DESCRIPTION OF THE REGISTRANTS SECURITIES
REGISTERED PURSUANT TO SECTION 12 OF THE
SECURITIES EXCHANGE ACT OF 1934
The following is a description of the common stock of Marlin Business Services Corp. (the Company, we or our), which is the only security of the Company registered pursuant to Section 12 of the Securities Exchange Act of 1934, as amended (the Exchange Act).
We are incorporated in the Commonwealth of Pennsylvania and the rights of our shareholders are generally covered by our Amended and Restated Articles of Incorporation (the Articles), our Amended and Restated Bylaws (the Bylaws) and the applicable provisions of the Pennsylvania Business Corporation Law (PBCL).
This description of our common stock is qualified by, and should be read in conjunction with, the Articles and the Bylaws, both of which are exhibits to the Annual Report on Form 10-K of which this exhibit forms a part, as well as the applicable provisions of the PBCL.
Authorized Capital Stock
Our authorized capital stock consists of 75,000,000 shares of common stock, par value $0.01 per share, and 5,000,000 shares of preferred stock, par value $0.01 per share. All outstanding shares of common stock are fully paid and non-assessable.

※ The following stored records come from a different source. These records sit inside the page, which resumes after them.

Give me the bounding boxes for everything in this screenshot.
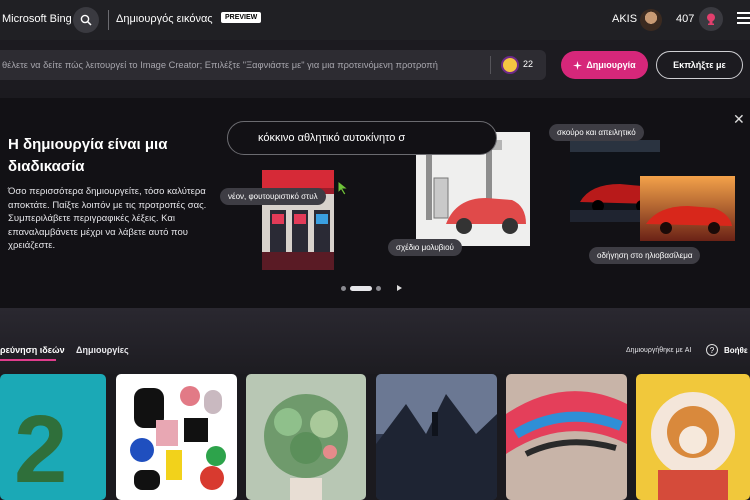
prompt-input[interactable] <box>0 50 478 80</box>
hamburger-icon[interactable] <box>737 12 750 27</box>
sparkle-icon <box>573 60 583 70</box>
search-button[interactable] <box>73 7 99 33</box>
bing-logo[interactable]: Microsoft Bing <box>2 13 72 25</box>
active-tab-indicator <box>0 359 56 361</box>
gallery-image-dark-castle[interactable] <box>376 374 497 500</box>
gallery-image-abstract-shapes[interactable] <box>116 374 237 500</box>
gallery-image-shiba-astronaut[interactable] <box>636 374 750 500</box>
avatar[interactable] <box>640 9 662 31</box>
boost-coin-icon[interactable] <box>503 58 517 72</box>
tab-creations[interactable]: Δημιουργίες <box>76 345 129 355</box>
banner-body: Όσο περισσότερα δημιουργείτε, τόσο καλύτ… <box>8 186 207 251</box>
rewards-points[interactable]: 407 <box>676 13 694 25</box>
top-header: Microsoft Bing Δημιουργός εικόνας PREVIE… <box>0 0 750 40</box>
banner-heading: Η δημιουργία είναι μια διαδικασία <box>8 136 168 175</box>
surprise-me-button[interactable]: Εκπλήξτε με <box>656 51 743 79</box>
boost-count: 22 <box>523 59 534 69</box>
prompt-box: 22 <box>0 50 546 80</box>
page-title[interactable]: Δημιουργός εικόνας <box>116 13 213 25</box>
search-icon <box>80 14 92 26</box>
carousel-dot[interactable] <box>376 285 381 291</box>
rewards-button[interactable] <box>699 7 723 31</box>
sunset-car-image <box>640 176 735 241</box>
create-button[interactable]: Δημιουργία <box>561 51 648 79</box>
create-label: Δημιουργία <box>586 60 636 70</box>
tag-sunset: οδήγηση στο ηλιοβασίλεμα <box>589 247 701 264</box>
prompt-row: 22 Δημιουργία Εκπλήξτε με <box>0 40 750 90</box>
cursor-icon <box>337 180 349 196</box>
tab-explore[interactable]: ρεύνηση ιδεών <box>0 345 65 355</box>
gallery-image-succulents[interactable] <box>246 374 366 500</box>
ai-generated-note: Δημιουργήθηκε με AI <box>626 347 692 354</box>
gallery-tabs-bar: ρεύνηση ιδεών Δημιουργίες Δημιουργήθηκε … <box>0 308 750 374</box>
preview-badge: PREVIEW <box>221 12 262 23</box>
header-divider <box>108 10 109 30</box>
tag-pencil: σχέδιο μολυβιού <box>388 239 462 256</box>
carousel-dot[interactable] <box>341 285 346 291</box>
gallery-image-eye-makeup[interactable] <box>506 374 627 500</box>
help-icon[interactable]: ? <box>706 344 718 356</box>
tutorial-banner: Η δημιουργία είναι μια διαδικασία Όσο πε… <box>0 98 750 308</box>
tag-neon: νέον, φουτουριστικό στυλ <box>220 188 326 205</box>
prompt-example-bubble: κόκκινο αθλητικό αυτοκίνητο σ <box>227 121 497 155</box>
gallery-image-number-two[interactable]: 2 <box>0 374 106 500</box>
neon-gas-station-image <box>262 170 334 270</box>
tag-dark: σκούρο και απειλητικό <box>549 124 644 141</box>
svg-text:2: 2 <box>14 396 67 500</box>
user-name[interactable]: AKIS <box>612 13 637 25</box>
close-icon[interactable]: ✕ <box>733 111 745 128</box>
carousel-dot-active[interactable] <box>350 285 372 291</box>
trophy-icon <box>707 13 715 25</box>
carousel-dots <box>341 285 402 291</box>
play-icon[interactable] <box>397 285 402 291</box>
help-label[interactable]: Βοήθε <box>724 346 748 355</box>
prompt-divider <box>490 56 491 74</box>
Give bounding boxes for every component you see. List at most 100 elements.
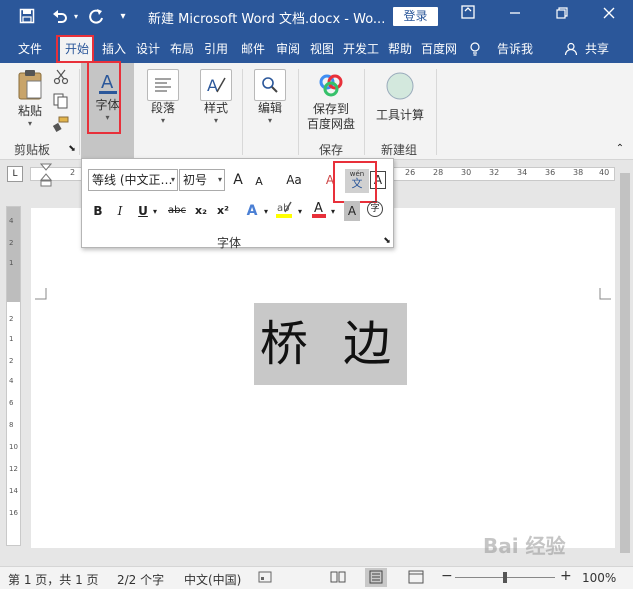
ruler-number: 36 — [545, 168, 556, 177]
character-shading-icon[interactable]: A — [344, 201, 360, 221]
enclose-characters-button[interactable]: 字 — [367, 201, 383, 217]
web-layout-icon[interactable] — [408, 570, 424, 587]
selected-document-text[interactable]: 桥 边 — [254, 303, 407, 385]
tab-layout[interactable]: 布局 — [167, 38, 197, 60]
strikethrough-button[interactable]: abc — [166, 201, 188, 221]
zoom-level[interactable]: 100% — [582, 571, 616, 585]
paste-button[interactable]: 粘贴 ▾ — [12, 69, 48, 129]
paragraph-button[interactable]: 段落 ▾ — [143, 69, 183, 126]
ribbon-display-options-icon[interactable] — [456, 5, 480, 27]
lightbulb-icon[interactable] — [466, 38, 484, 60]
dialog-launcher-icon[interactable]: ⬊ — [67, 144, 77, 154]
customize-qat-icon[interactable]: ▾ — [116, 6, 130, 26]
read-mode-icon[interactable] — [330, 570, 346, 587]
zoom-slider-thumb[interactable] — [503, 572, 507, 583]
print-layout-icon[interactable] — [365, 568, 387, 587]
styles-button[interactable]: A 样式 ▾ — [196, 69, 236, 126]
close-icon[interactable] — [597, 5, 621, 27]
collapse-ribbon-icon[interactable]: ⌃ — [614, 143, 626, 154]
clipboard-group-label: 剪贴板 — [14, 143, 51, 157]
change-case-button[interactable]: Aa — [279, 170, 309, 190]
zoom-in-icon[interactable]: + — [560, 568, 572, 584]
minimize-icon[interactable] — [503, 5, 527, 27]
chevron-down-icon[interactable]: ▾ — [295, 202, 305, 222]
tab-view[interactable]: 视图 — [307, 38, 337, 60]
tab-home[interactable]: 开始 — [60, 37, 94, 63]
dialog-launcher-icon[interactable]: ⬊ — [381, 231, 393, 246]
font-button[interactable]: A 字体 ▾ — [81, 63, 134, 160]
character-border-button[interactable]: A — [370, 171, 386, 189]
undo-dropdown-icon[interactable]: ▾ — [71, 6, 81, 26]
ruler-number: 26 — [405, 168, 416, 177]
underline-button[interactable]: U — [135, 201, 151, 221]
chevron-down-icon: ▾ — [213, 116, 218, 125]
page-count[interactable]: 第 1 页，共 1 页 — [8, 571, 99, 588]
tab-review[interactable]: 审阅 — [273, 38, 303, 60]
clear-formatting-icon[interactable]: A — [322, 170, 338, 190]
tell-me-search[interactable]: 告诉我 — [492, 38, 538, 60]
superscript-button[interactable]: x² — [214, 201, 232, 221]
text-effects-icon[interactable]: A — [242, 201, 262, 221]
ruler-number: 2 — [9, 315, 14, 323]
chevron-down-icon[interactable]: ▾ — [328, 202, 338, 222]
indent-marker-icon[interactable] — [39, 163, 53, 190]
tab-developer[interactable]: 开发工 — [341, 38, 381, 60]
subscript-button[interactable]: x₂ — [192, 201, 210, 221]
ruler-number: 2 — [9, 357, 14, 365]
tab-baidu[interactable]: 百度网 — [419, 38, 459, 60]
tab-file[interactable]: 文件 — [12, 38, 48, 60]
bold-button[interactable]: B — [90, 201, 106, 221]
italic-button[interactable]: I — [112, 201, 128, 221]
ruler-number: 38 — [573, 168, 584, 177]
save-to-baidu-button[interactable]: 保存到 百度网盘 — [304, 71, 358, 132]
document-page[interactable]: 桥 边 — [31, 208, 615, 548]
tab-insert[interactable]: 插入 — [99, 38, 129, 60]
font-size-combobox[interactable]: 初号 ▾ — [179, 169, 225, 191]
login-button[interactable]: 登录 — [393, 7, 438, 26]
font-color-icon[interactable]: A — [310, 199, 328, 219]
language-indicator[interactable]: 中文(中国) — [184, 571, 241, 588]
tool-calc-button[interactable]: 工具计算 — [370, 71, 430, 123]
ruler-number: 1 — [9, 335, 14, 343]
vertical-scrollbar[interactable] — [617, 161, 633, 566]
phonetic-guide-button[interactable]: wén 文 — [345, 169, 369, 193]
svg-text:A: A — [207, 76, 218, 95]
font-name-combobox[interactable]: 等线 (中文正… ▾ — [88, 169, 178, 191]
shrink-font-button[interactable]: A — [252, 172, 266, 192]
scrollbar-thumb[interactable] — [620, 173, 630, 553]
tab-design[interactable]: 设计 — [133, 38, 163, 60]
font-group-label: 字体 — [217, 236, 242, 250]
share-button[interactable]: 共享 — [582, 38, 612, 60]
tab-help[interactable]: 帮助 — [384, 38, 416, 60]
tab-references[interactable]: 引用 — [201, 38, 231, 60]
undo-icon[interactable] — [50, 6, 70, 26]
chevron-down-icon: ▾ — [105, 113, 110, 122]
cut-icon[interactable] — [52, 69, 70, 85]
svg-text:A: A — [101, 72, 114, 93]
chevron-down-icon[interactable]: ▾ — [150, 202, 160, 222]
format-painter-icon[interactable] — [52, 116, 70, 132]
restore-icon[interactable] — [550, 5, 574, 27]
editing-label: 编辑 — [257, 101, 282, 115]
person-icon[interactable] — [562, 38, 580, 60]
tab-selector-icon[interactable]: L — [7, 166, 23, 182]
copy-icon[interactable] — [52, 93, 70, 109]
redo-icon[interactable] — [86, 6, 106, 26]
zoom-out-icon[interactable]: − — [441, 568, 453, 584]
save-icon[interactable] — [16, 6, 38, 26]
ribbon-tab-bar: 文件 开始 插入 设计 布局 引用 邮件 审阅 视图 开发工 帮助 百度网 告诉… — [0, 33, 633, 63]
highlighter-icon[interactable]: ab — [274, 199, 294, 219]
font-name-value: 等线 (中文正… — [92, 173, 173, 187]
tab-mailings[interactable]: 邮件 — [235, 38, 271, 60]
vertical-ruler[interactable]: 4 2 1 2 1 2 4 6 8 10 12 14 16 — [6, 206, 21, 546]
macro-record-icon[interactable] — [258, 570, 272, 587]
paste-label: 粘贴 — [17, 104, 42, 118]
ruler-number: 4 — [9, 377, 14, 385]
ruler-number: 34 — [517, 168, 528, 177]
word-count[interactable]: 2/2 个字 — [117, 571, 164, 588]
font-icon: A — [97, 71, 119, 98]
grow-font-button[interactable]: A — [230, 170, 246, 190]
chevron-down-icon[interactable]: ▾ — [261, 202, 271, 222]
editing-button[interactable]: 编辑 ▾ — [250, 69, 290, 126]
font-size-value: 初号 — [183, 173, 208, 187]
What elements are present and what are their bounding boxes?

Description of Common Stock
Each holder of record of common stock is entitled to one vote for each share of common stock standing in the holders name on the books of the Company. The holders of common stock vote together as a single class on all matters submitted to shareholders for a vote. The holders of the common stock elect the directors in the manner prescribed by the Bylaws. The holders of common stock do not have cumulative voting rights.
Dividends and Other Distributions.
Subject to the prior rights and preferences, if any, applicable to shares of the preferred stock, the holders of common stock are entitled to participate in such dividends, whether in cash, stock or otherwise, as may be declared by the Board of Directors from time to time out of funds of the Company legally available therefor.
In the event of any voluntary or involuntary liquidation, dissolution, or winding-up of the Company, after all creditors of the Company have been paid in full and after payment of all sums payable in respect of preferred stock, if any, the holders of the common stock are entitled to share ratably on a share-for-share basis in all distributions of assets pursuant to such voluntary or involuntary liquidation, dissolution, or winding-up of the Company.
Holders of our common stock do not have any conversion, redemption, sinking fund or preemptive rights.